Stages of dental care treatment for dementia sufferers

When a person has dementia in the early stages, dental care is still possible. The dentist which is used should plan the treatment with the idea in mind that the person with dementia in the later stages will be unable to do dental care properly though. So at this point, important teeth should be restored and measures taken in preventing decay and further gum disease. If another person is willing to take on the responsibility of seeing that the dental care of the dementia patient’s teeth; then crowns, implants and bridges can be considered. During the middle stages of Alzheimer’s or dementia, the person may be pretty healthy physically, but could have lost some of cognitive abilities.

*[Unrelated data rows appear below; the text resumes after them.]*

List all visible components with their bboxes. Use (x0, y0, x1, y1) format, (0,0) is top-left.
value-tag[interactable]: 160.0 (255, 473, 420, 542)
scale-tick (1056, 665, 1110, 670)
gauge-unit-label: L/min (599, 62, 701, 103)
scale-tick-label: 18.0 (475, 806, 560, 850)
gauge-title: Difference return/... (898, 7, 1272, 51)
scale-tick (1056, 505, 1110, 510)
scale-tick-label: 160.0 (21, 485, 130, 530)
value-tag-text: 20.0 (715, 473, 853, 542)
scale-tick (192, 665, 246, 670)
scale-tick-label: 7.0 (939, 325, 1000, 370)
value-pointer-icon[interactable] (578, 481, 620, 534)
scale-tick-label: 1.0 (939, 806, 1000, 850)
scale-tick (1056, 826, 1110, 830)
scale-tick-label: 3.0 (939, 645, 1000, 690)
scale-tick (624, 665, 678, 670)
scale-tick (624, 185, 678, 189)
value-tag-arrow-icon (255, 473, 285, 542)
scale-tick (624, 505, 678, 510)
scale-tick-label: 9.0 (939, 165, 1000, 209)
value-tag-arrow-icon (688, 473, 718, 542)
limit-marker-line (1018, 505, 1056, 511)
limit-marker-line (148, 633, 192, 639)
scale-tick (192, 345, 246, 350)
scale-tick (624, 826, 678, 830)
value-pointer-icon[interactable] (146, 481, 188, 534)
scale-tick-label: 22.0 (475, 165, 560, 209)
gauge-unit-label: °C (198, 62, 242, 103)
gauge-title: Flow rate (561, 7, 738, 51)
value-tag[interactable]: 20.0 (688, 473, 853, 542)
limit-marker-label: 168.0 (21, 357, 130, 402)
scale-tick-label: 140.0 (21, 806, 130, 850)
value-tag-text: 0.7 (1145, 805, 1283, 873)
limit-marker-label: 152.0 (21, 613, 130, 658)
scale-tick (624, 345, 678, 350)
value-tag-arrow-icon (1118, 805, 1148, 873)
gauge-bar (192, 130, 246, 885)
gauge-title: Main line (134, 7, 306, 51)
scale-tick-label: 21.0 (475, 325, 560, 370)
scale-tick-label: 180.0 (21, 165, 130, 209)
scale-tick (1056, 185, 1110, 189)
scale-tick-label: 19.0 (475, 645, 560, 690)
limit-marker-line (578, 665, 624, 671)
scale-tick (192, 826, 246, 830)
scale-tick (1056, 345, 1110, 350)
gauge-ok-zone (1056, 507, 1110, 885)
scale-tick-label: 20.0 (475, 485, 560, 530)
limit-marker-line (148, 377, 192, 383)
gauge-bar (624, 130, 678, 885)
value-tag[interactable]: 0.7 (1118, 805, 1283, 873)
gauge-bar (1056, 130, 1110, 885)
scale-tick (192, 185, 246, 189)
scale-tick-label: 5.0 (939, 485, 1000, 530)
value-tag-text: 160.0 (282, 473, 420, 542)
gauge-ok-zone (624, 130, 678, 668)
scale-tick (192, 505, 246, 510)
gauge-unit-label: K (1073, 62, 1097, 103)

At this point, dental hygiene will be based on prevention of further dental issues. Depending on the person, sedation may or may not be used. Furthermore, the decision will be decided upon based on whether or not the individual will cooperate, the general type of dental treatment and the health of the patient. It’s at this point that a need for a consent for treatment document may be needed. Finally, during the later stages of dementia, the person’s thinking usually isn’t clear. There may be problems with reasoning and memory. Plus; there may be physical frailty as well as other complex medial issues. So treatment during this stage of the disease is mostly about maintaining oral comfort, focusing on preventing dental diseases; and if emergency treatment would be needed, how to handle this. In addition, each treatment plan should be formulated to the individual person’s needs based on the risk of dental diseases and the assessment of dental care issues. When deciding the treatment plan, consideration should be about the thinking abilities, co-operation level, any physical impairments and the level of independence of the person also. Further, considering any dental problems or symptoms that the person may be experiencing in this; especially as listed in the bulleted points should be considered along with the person’s ability to give informed consent.

Consent to treatment

If the person with Alzheimer’s or dementia can understand, then the opportunity should be given for input on the dental treatment. In simple terms, the dentist should explain what is going to be done and the reason for it. This way the person can answer yes or no if asked for a reply. If the person cannot give an informed consent; however, then the caregivers or family members need to be involved in the dental care decision. If there’s a disagreement among the caregivers or family members, then the dentist may ask for a second opinion. To conclude, by continuing good dental care, an Alzheimer’s or dementia patient should be pain free and have good dental health.